Ira Sukrungruang, Buddhist Boy

I had nothing to do with it–in fact, Ira was invited by my friend Jeff Thomson at the University of Maine at Farmington, but here he came for an evening reading, just last night.  I took advantage of his presence to have him for a quick visit here at my house yesterday afternoon, and lucked into a dinner invitation with UMF faculty.  I left UMF in 1995 to go to Ohio State.  Ira turned up late in my tenure there, a student in the graduate writing program, and I had the pleasure of working with him just before I left that job (always moving on, our Bill).  He had great mentors after that in Stephen Kuusisto and Lee Martin, but I of course take credit for all his success.  Kidding.  But there it is a special pride and pleasure when a former student becomes a friend and his (or her) books land on your shelf, wonderful.  Ira is the author of Talk Thai: The Adventures of Buddhist Boy, a funny, affecting book about first generation immigration.

Ira the way I remember him

At my house Ira and I talked about Ohio State days a little and about all the projects we’re working and generally caught up while my dog, Baila, snuggled and nipped and moaned and repeatedly shook hands and slathered Ira with kisses, Ira, who has had goldens himself, and took the attention in perfect calm stride.  Ira’s  book in progress is called Buddhist Dog.

Ira teaches in the writing program at the University of South Florida, a great job, it sounds like.  Last night at his reading he explained that he’s been teaching all the various forms and genres and sub-genres of nonfiction for years, and decided to try his hand at all of them.  Nature writing didn’t seem like one that would come naturally–Ira’s a city creature–but with a wife devoted to the outdoors, he’s spent a lot of time in nature.  So that’s what he read, a nature essay, by turns harrowing, lyrical, funny, and deep.  What interested me was his thought that for the Asian immigrant, the American woods is another foreign territory, another place he’s just trying to fit in.

We’ll have to have him for a guest post soon.

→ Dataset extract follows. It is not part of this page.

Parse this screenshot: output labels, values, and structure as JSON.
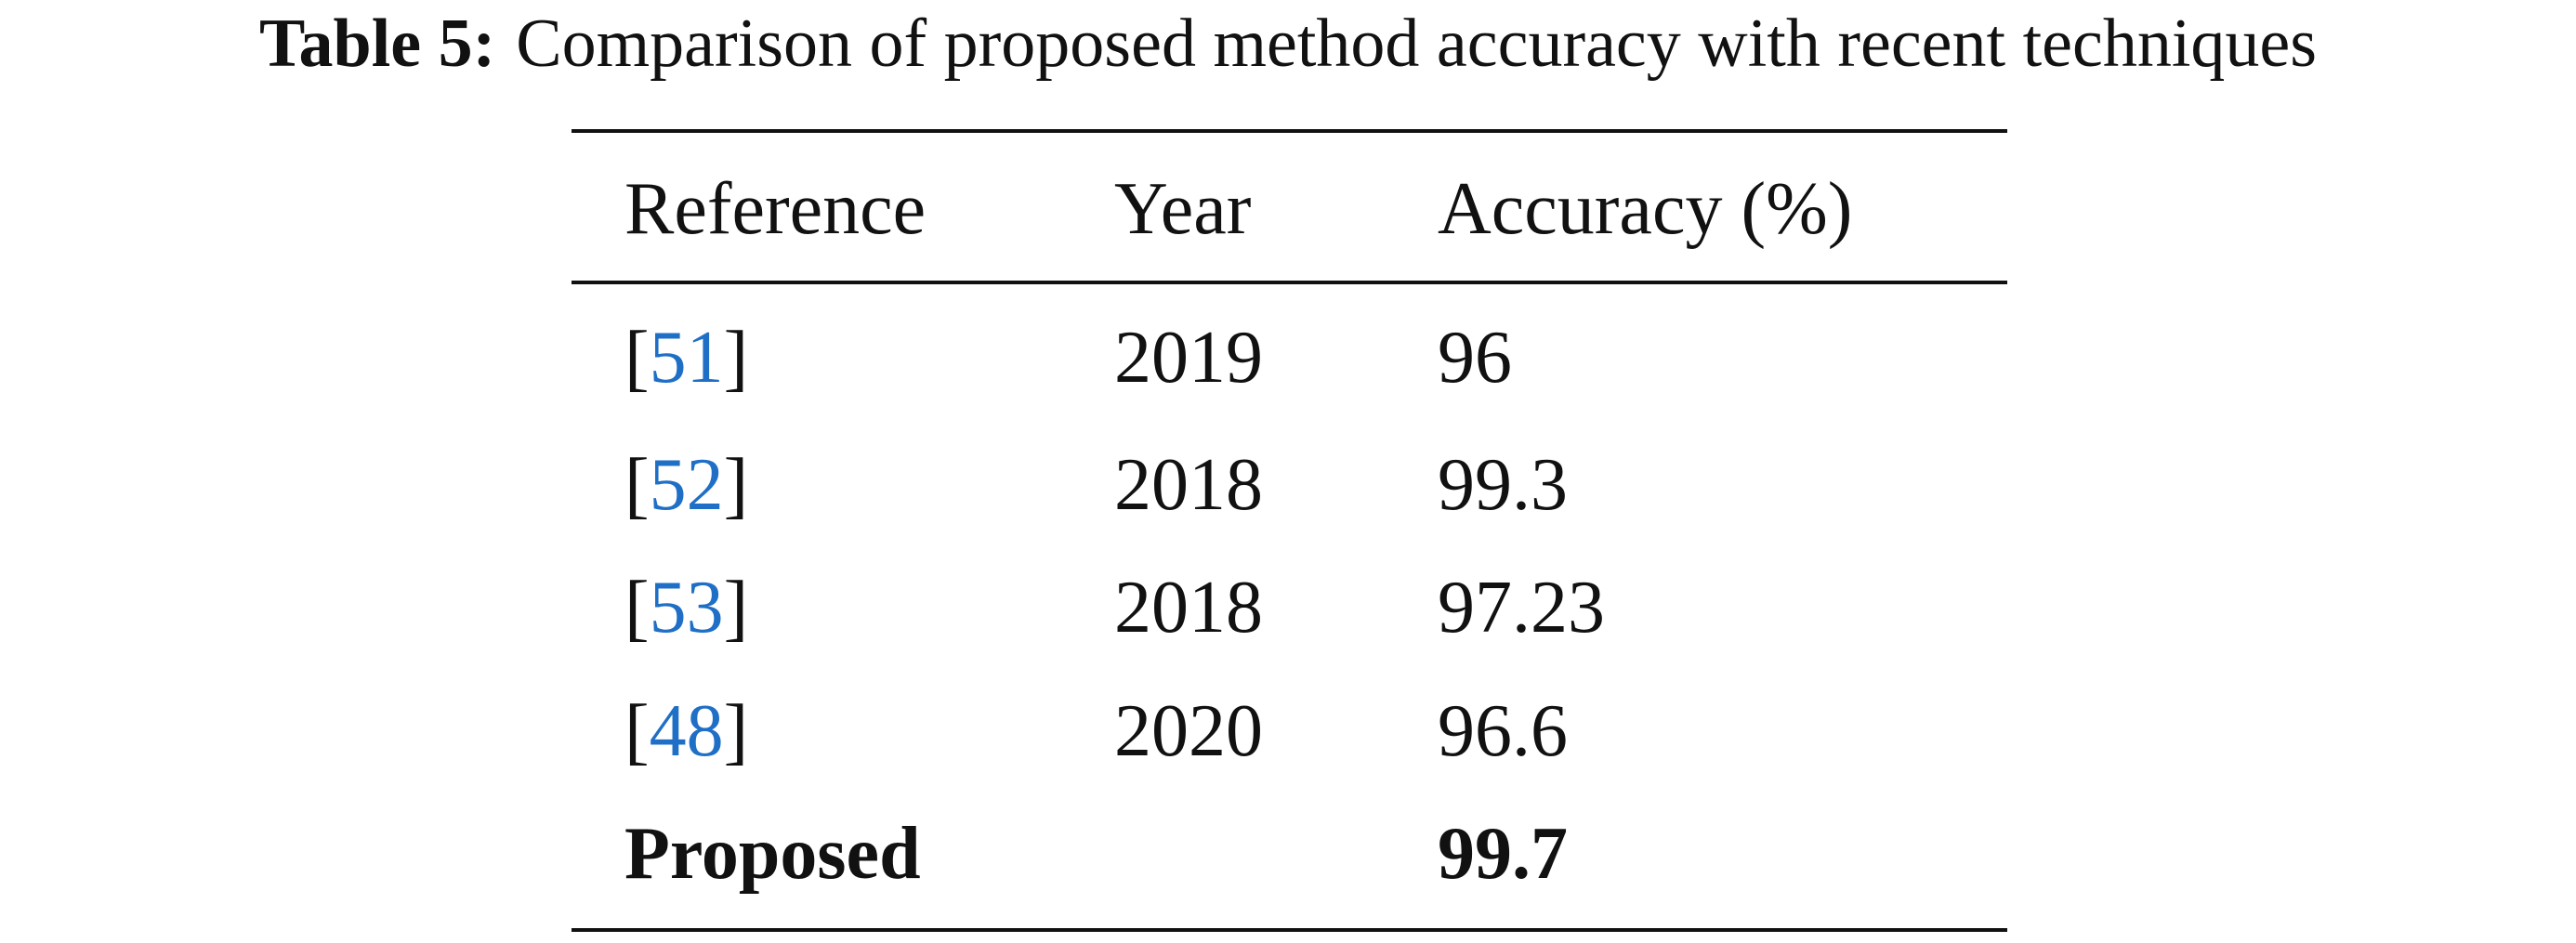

  1. Richard Gilbert writes:

    It’s nice to see you feature Ira, Bill. I taught Talk Thai last year, and the class and I enjoyed it—the kids really liked his humor. So many memoirs are so dark, and college freshmen tend to appreciate a humorous outlook. Some chose to write their memoir analyses on Talk Thai, often kids whose own lives growing up had been disordered in some way but who had an irrepressible humor about it that I admired.

    I reviewed Talk Thai on my blog, and then did an interview with Ira:

    • Bill writes:

      That’s a great interview, Richard. Recommended reading, as is every edition of your blog!